5 Plot data in calendar format

Choose some nice colours as well.

calendarPlot(london_road, 
             pollutant = "no2", 
             cols = "viridis")

Figure 4: A calendar heatmap produced using openair::calendarPlot().

Which days had concentrations > 100 µg m-3? … a more complicated example with additional options included.

calendarPlot(london_road, pollutant = "no2", 
             breaks = c(0, 100, 500), 
             labels = c("0 to 100", "> 100"),
              cols = c("turquoise4", "deeppink"))

Figure 5: A calendar heatmap produced using openair::calendarPlot(), this time binned into different air quality domains.

7 Plot a wind rose

windRose(london_road)

Figure 9: A wind rose produced using openair::windRose().

8 Plot a polar plot

polarPlot(london_road, 
          pollutant = "no2", 
          col = "plasma")

Figure 10: A polar plot of NO2 produced using openair::polarPlot().

9 Proportion plot

timeProp(london_road, 
         pollutant = "no2", 
         proportion = "wd", 
         avg.time = "week")

Figure 11: A ‘time proportion’ plot produced using openair::timeProp().

10 The {openair} type option

Being able to look at the dependencies of pollutant concentrations on other factors is immensely useful. It can be very illuminating to see how a pollutant varies by season, hour of the day, day of the week, cloud cover… and other pollutants etc. Being able to consider these dependencies quickly and efficiently greatly helps analysis and also leads to a more question-led approach and interactive analysis.

However, we don’t want to spend ages processing data! Here’s a quick example:

pollutionRose(london_road, 
              type = "season", 
              pollutant = "no2")

Figure 12: A pollution rose, demonstrating the openair type option.

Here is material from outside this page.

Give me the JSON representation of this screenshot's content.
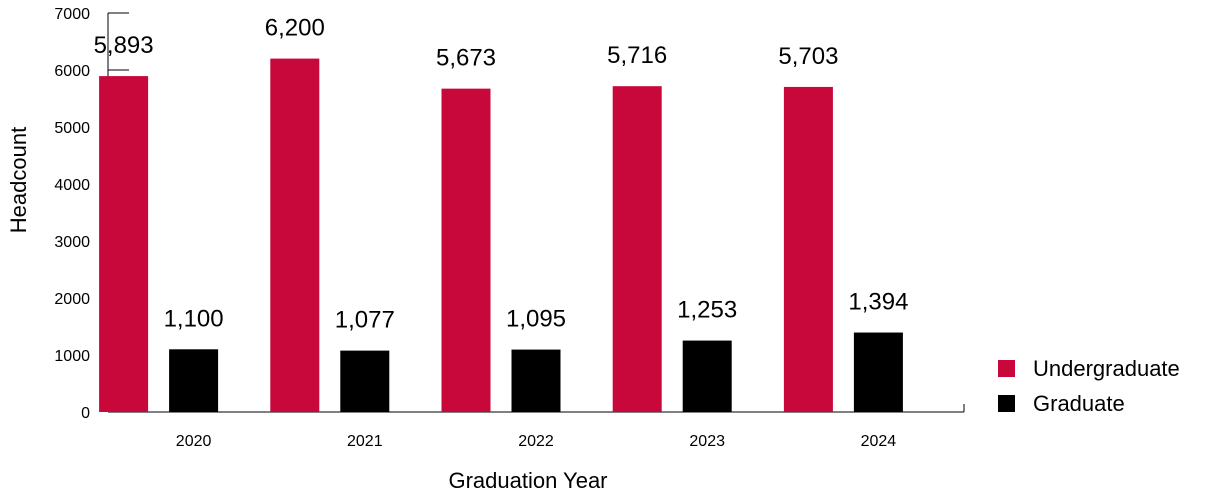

And a brief summary of in-built types:

  • “year” splits data by year
  • “month” splits variables by month of the year
  • “monthyear” splits data by year and month
  • “season” splits variables by season. Note in this case the user can also supply a hemisphere option that can be either “northern” (default) or “southern”, so in Australia / New Zealand you will want hemisphere = "southern".
  • “weekday” splits variables by day of the week
  • “weekend” splits variables by Saturday, Sunday, weekday
  • “daylight” splits variables by night-time/daytime. Note the user must supply a longitude and latitude
  • “dst” splits variables by daylight saving time and non-daylight saving time (see manual for more details)
  • “wd” if wind direction (wd) is available type = "wd" will split the data up into 8 sectors: N, NE, E, SE, S, SW, W, NW.
  • “seasonyear” (or “yearseason”) will split the data into year-season intervals, keeping the months of a season together. For example, December 2010 is considered as part of winter 2011 (with January and February 2011). This makes it easier to consider contiguous seasons. In contrast, type = "season" will just split the data into four seasons regardless of the year.

If a categorical variable is present in a data frame e.g. site then that variables can be used directly e.g. type = "site".

type can also be a numeric variable. In this case the numeric variable is split up into 4 quantiles i.e. four partitions containing equal numbers of points. Note the user can supply the option n.levels to indicate how many quantiles to use.

pollutionRose(london_road, 
              pollutant = "o3", 
              type = "nox", 
              grid.line = 10)

Figure 13: A pollution rose for O3 for different intervals of NOx concentrations (quantiles).

What’s missing to make this more useful? The availability of surface meteorological data massively increases the types of analysis that can be carried out. We can also easily access surface measurements which will probably be more accurate than modelled data. This is something we will come back to.

Also, what about site metadata such as site classification, pollutants measured etc? That is also something that can be easily accessed in openair.